Police fatally shoot murder suspect on I-15 near California Nevada state line
NIPTON, Calif. - California and Nevada police fatally shot a murder suspect during a “high-risk” traffic stop near the state line, authorities said Thursday.
The investigation closed northbound Interstate 15 on the California side for hours through Thursday morning, causing a 6-mile backup on the freeway. I-15 is the main route between Southern California and Las Vegas.
The man was shot and killed near near the Mojave Desert community of Nipton, in San Bernardino County — about 200 miles east of Tehachapi in Kern County, where a 55-year-old woman was killed.
The Kern County Sheriff’s Department had alerted San Bernardino deputies on Wednesday afternoon to watch for an “armed and dangerous” man driving a 2017 Nissan in Baker, California, officials said in a statement.

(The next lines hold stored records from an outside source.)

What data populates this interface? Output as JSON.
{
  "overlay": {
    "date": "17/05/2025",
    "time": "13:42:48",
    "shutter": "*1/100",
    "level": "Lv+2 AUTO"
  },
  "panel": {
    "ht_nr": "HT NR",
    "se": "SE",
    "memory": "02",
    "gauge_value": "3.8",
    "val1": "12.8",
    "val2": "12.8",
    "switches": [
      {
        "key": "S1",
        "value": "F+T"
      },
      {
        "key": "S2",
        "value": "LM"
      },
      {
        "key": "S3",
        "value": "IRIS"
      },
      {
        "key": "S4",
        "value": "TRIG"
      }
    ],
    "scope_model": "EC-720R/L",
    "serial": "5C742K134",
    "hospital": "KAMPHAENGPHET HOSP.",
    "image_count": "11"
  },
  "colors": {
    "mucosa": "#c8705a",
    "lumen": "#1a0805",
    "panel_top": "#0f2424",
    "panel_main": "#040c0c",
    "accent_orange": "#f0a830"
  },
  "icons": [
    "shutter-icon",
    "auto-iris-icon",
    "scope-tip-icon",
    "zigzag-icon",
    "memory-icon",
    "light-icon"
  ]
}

Angela Monroe, a spokeswoman for the Kern County sheriff, said Thursday the man is believed to be involved in the slaying of the woman in Tehachapi. She would not say if they knew each other but said he was “identified early” in the investigation.
Monroe would not identify the woman or detail her injuries. She called the man a “person of interest” in the killing; the San Bernardino County Sheriff’s Department has said he was a suspect in the death.
Deputies were called to the Tehachapi home Wednesday around 2 p.m. to check on a resident’s welfare and found the woman dead with “traumatic injuries.” Her identity was not immediately released.
Cindy Bachman, a spokeswoman for the San Bernardino sheriff, said she did not have information Thursday if he was armed when he was shot. The man, whose name has not been released, was pronounced dead at the scene, the statement said.
Officers from the California Highway Patrol found the man’s vehicle stopped on the freeway’s shoulder in Nipton around 6:30 p.m.
Police were conducting the “high-risk” traffic stop when officers from the San Bernardino County Sheriff’s Department, the California Highway Patrol and the Nevada Highway Patrol opened fire, Bachman said.
She did not immediately have details about the circumstances surrounding the shooting.
The freeway closure forced some motorists to sit at the roadblock through the night while others were able to take detours.
The California Highway Patrol’s online traffic log reported that two vehicles ran out of gas on the freeway.
Montgomery Granito, of Los Angeles, told The Las Vegas Review-Journal that he and his family waited in their vehicle for nearly seven hours at the roadblock from Wednesday evening to Thursday morning before they learned that drivers were being diverted at an exit miles earlier. He said law enforcement never spoke to drivers stuck there and he finally crossed the median Thursday morning to the freeway’s southbound lanes to head back.
He told the newspaper that 30 to 60 vehicles sat at the road block all night and many were still there when he left Thursday morning.
Kevin Shea told the newspaper he was stranded on the freeway for more than an hour early Thursday as he tried to drive from Southern California to Las Vegas. He said Google Maps only showed a 24-minute delay.